DesignCon 2013 invited a panel of high school and college students to share their thoughts at the annual chip designer confab in Silicon Valley and several of them mentioned teachers and parents as influences, according to the EE Times. (Who knew?)
Amanda Pratt, who’s working on a masters in engineering at UC-Berkeley, told EE Times that a female high school physics teacher set her on her path.
“It was my favorite class from the first day, thanks to encouragement from her and my father who is an engineer,” Pratt, whose next stop is Harvard Business School, said, according to the EE Times. “I decided I wanted to do something that mattered, and have a career with an impact.”
I admit to a special interest in the panel. Among the participants was Shachi Kakkar, a Cupertino High School student that I wrote about last year. Encouraged by his father, Kakkar started poking around in the world of chip-design verificiation. And to his surprise, he found it fascinating.
Fascinating enough to write a blog post about it, which the editors at EDN Network thought was fairly fascinating in itself. That first post led to a regular gig for Kakkar on EDN, a go-to site for electrical engineers.

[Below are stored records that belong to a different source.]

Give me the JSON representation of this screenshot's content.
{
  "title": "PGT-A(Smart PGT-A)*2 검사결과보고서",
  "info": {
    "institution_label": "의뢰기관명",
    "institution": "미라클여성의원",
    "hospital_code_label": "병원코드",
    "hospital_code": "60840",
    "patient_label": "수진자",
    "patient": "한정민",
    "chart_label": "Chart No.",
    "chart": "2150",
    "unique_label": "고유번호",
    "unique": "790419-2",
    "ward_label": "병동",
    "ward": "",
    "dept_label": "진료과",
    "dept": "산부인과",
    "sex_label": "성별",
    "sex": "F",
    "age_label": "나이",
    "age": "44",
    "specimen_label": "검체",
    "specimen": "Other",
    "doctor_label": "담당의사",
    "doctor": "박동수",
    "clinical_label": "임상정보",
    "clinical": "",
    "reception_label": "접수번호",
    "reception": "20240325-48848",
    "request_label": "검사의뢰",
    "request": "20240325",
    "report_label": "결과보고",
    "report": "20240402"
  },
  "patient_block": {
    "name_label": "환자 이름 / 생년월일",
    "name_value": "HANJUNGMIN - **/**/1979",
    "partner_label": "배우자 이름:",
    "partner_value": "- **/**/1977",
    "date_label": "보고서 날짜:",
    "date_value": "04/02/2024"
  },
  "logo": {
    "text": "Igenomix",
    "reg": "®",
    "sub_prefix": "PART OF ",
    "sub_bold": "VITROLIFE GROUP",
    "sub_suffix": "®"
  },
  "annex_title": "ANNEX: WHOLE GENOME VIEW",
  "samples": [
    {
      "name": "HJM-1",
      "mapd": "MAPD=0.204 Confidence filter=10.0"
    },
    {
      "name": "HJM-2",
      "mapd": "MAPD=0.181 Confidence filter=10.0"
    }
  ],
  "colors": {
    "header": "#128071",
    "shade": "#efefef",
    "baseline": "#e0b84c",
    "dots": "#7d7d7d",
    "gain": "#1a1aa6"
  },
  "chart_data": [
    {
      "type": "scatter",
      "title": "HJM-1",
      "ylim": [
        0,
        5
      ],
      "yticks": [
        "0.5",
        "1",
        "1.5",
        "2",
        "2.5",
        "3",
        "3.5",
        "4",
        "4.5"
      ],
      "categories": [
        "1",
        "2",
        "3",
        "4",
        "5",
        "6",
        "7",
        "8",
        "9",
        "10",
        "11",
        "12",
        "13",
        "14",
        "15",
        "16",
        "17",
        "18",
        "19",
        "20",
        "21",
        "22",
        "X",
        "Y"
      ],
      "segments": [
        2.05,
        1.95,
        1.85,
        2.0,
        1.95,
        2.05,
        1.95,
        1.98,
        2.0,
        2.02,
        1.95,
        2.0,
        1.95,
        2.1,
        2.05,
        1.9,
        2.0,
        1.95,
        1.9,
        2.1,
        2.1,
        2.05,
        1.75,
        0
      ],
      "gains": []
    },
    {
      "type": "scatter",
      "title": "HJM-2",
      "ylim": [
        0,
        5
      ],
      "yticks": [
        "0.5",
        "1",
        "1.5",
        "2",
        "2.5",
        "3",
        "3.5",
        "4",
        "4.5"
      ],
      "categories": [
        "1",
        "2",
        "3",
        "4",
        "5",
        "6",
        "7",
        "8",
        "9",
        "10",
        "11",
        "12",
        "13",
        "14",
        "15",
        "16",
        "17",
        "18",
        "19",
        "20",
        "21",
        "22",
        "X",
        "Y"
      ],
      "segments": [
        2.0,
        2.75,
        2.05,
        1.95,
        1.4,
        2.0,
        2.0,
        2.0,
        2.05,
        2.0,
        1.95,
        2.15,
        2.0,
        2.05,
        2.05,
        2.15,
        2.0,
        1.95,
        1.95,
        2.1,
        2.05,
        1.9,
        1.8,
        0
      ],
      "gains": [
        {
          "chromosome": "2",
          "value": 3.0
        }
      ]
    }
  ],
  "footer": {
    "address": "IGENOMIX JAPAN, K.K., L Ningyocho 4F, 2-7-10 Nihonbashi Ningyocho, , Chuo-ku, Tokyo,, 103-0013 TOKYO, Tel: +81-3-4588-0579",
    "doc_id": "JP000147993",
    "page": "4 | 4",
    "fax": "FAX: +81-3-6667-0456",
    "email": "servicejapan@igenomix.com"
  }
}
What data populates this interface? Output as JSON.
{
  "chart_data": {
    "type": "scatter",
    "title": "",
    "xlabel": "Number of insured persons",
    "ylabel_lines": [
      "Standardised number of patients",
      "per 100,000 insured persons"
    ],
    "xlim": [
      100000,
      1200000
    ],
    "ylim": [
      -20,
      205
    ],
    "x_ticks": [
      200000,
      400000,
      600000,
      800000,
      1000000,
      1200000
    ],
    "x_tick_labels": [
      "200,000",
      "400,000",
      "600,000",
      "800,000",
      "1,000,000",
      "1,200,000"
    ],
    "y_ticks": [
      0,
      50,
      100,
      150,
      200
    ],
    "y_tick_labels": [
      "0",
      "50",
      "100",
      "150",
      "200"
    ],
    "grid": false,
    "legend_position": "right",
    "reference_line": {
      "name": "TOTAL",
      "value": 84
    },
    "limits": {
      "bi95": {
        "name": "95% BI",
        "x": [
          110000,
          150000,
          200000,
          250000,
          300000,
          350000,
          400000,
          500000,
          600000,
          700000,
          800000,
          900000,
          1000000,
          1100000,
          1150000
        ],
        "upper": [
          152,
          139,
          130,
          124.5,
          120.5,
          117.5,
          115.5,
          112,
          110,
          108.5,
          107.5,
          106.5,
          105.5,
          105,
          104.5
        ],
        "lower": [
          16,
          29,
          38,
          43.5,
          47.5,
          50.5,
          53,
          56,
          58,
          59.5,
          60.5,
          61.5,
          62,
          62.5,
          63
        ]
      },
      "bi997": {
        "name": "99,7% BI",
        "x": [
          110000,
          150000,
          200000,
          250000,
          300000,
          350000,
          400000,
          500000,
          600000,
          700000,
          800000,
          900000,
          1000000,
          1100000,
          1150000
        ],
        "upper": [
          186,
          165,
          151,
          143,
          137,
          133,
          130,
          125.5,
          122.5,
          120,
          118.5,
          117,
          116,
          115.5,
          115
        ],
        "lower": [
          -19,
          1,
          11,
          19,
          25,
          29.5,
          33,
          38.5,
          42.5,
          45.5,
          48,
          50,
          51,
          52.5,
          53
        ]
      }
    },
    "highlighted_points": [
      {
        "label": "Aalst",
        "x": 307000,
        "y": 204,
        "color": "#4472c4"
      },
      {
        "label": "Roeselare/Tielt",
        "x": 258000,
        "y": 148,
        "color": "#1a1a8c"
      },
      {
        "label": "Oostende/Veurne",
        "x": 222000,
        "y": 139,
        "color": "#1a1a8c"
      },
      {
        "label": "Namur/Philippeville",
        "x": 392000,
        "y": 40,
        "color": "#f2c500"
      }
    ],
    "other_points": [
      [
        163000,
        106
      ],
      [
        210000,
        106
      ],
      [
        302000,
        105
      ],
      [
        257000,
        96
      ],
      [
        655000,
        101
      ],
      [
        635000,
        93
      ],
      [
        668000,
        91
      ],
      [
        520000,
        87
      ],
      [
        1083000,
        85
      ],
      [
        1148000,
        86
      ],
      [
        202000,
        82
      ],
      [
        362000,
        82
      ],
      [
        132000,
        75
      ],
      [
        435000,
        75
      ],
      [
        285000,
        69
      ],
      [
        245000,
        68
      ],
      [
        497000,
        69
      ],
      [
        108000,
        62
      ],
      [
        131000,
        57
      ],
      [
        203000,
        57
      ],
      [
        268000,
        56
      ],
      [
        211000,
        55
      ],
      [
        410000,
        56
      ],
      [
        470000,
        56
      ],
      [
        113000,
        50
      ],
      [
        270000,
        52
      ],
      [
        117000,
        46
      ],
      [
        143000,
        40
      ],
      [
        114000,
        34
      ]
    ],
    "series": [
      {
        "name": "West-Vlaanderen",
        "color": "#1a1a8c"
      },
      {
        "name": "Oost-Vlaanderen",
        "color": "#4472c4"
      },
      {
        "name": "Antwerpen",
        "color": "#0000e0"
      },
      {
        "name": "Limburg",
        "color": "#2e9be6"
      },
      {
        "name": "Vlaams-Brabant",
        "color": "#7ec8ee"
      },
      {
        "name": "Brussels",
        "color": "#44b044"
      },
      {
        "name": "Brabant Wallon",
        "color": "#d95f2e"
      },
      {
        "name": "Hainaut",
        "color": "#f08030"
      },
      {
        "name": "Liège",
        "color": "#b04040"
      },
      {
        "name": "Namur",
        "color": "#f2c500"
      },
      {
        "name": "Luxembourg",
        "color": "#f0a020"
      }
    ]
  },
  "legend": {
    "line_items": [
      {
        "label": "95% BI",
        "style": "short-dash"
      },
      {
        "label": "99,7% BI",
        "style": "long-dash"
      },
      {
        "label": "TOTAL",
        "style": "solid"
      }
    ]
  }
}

By my thinking, if teachers and parents can have an impact on the career path a kid chooses, just think what peers could add to that equation.
“My dad is an engineer and he said I could do whatever I wanted as long as it was engineering,” Kakkar said at the conference, according to EE Times, “but up until last year I thought engineering was one of the most boring things you could do.”
Like I told Kakkar when I met him last year: If the electrical engineering/blogging thing doesn’t work out, he could always become a stand-up comedian.